Several weeks later, we lost our other Flight Commander, Barney Davies, who copped it over Yugoslavia. Again I was Shabby Red 2 and was witness to one of the sweetest (and seemingly nonchalant) bale-outs a sprog could hope to see. Mind you Barney had had a fair bit of practice at this sort of thing but his bunting bail-out was just perfect, rather similar to the ejection technique developed later in jets.
Witnessing such expertise was a great help to me when my turn came a couple of weeks later. This was done with considerably less skill and coolness than Barney's.After wandering about Yugoslavia for a month, I found myself in the area where Barney had gone down. Without much hope I enquired about an "Australiano Capitano" and was directed to a hill overlooking the Sava River. There sat Barney, lost in thought gazing into the Teutonically occupied distance. I came up behind, slapped him on the back and said "G'day Barney".

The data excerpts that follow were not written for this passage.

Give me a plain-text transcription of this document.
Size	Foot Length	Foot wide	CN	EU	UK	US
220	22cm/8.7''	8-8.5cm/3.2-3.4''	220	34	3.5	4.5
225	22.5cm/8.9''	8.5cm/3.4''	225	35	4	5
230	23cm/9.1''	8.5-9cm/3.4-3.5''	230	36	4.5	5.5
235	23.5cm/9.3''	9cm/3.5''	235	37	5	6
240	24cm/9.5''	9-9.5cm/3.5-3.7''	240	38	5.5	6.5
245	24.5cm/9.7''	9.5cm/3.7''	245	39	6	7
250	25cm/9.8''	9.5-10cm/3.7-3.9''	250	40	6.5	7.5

"Jesus Christ, Nobby Clark" was his startled reply.
We eventually crossed the river and, as the war reached its dramatic conclusion, made our way to Ljubjana where we were picked up by some Kiwis who were on a (somewhat illegal) foraging trip into Slovenia. They took us into Trieste, a city full of tension and turmoil where erstwhile allies, the 8th Army and Marshall Tito, were in confrontational mode.
Not knowing where the Squadron was, or indeed how to find out where it was, we wandered into the city's main square. In the middle of the square was a large crowd of people milling around a truck. A figure was standing on the back of the truck flogging cigarettes and bully beef. A closer look showed the truck to be a 3 Squadron one and the driver, Bill Sims!
To his eternal credit Bill ceased trading and took us aboard. The Squadron it seemed was in the process of moving north to the environs of Udine, and Bill, it seemed, was supposed to be on an errand several hundred kilometres in another direction. We undertook not to tell Murray Nash and he undertook to drive us back.
Actually this drive was the hairiest part of the whole adventure. Driving a right hand drive 3 tonner on the right hand side of the road, weaving in and out of the traffic on the cliffside roads of the Italian coast was a trip I will never forget! Even the normally phlegmatic Barney had white knuckles.
We arrived at Sammadenchia at about the same time as the advance party to be greeted, among others, by Jock Gale, Norm Saville and Norm French as near as I can recall.After the war I started a course in Dentistry at Sydney University. At the first clinical session a tall figure dominated the room. It was John Hodgkinson!
All this is anecdotal (and self indulgent) rather than historical but Hodgy's remarks started the memories flowing. Another interesting fact about this period late in the war was the number of pilots shot down who survived. If memory serves, in a period of a few weeks we "lost" Hodgy, Barney, myself, Mclnerny (same job), Ken Higgins, Ian Redenbach, Don Williamson and Jim Edmonds. Of all these only 'Jungle Jim' was killed.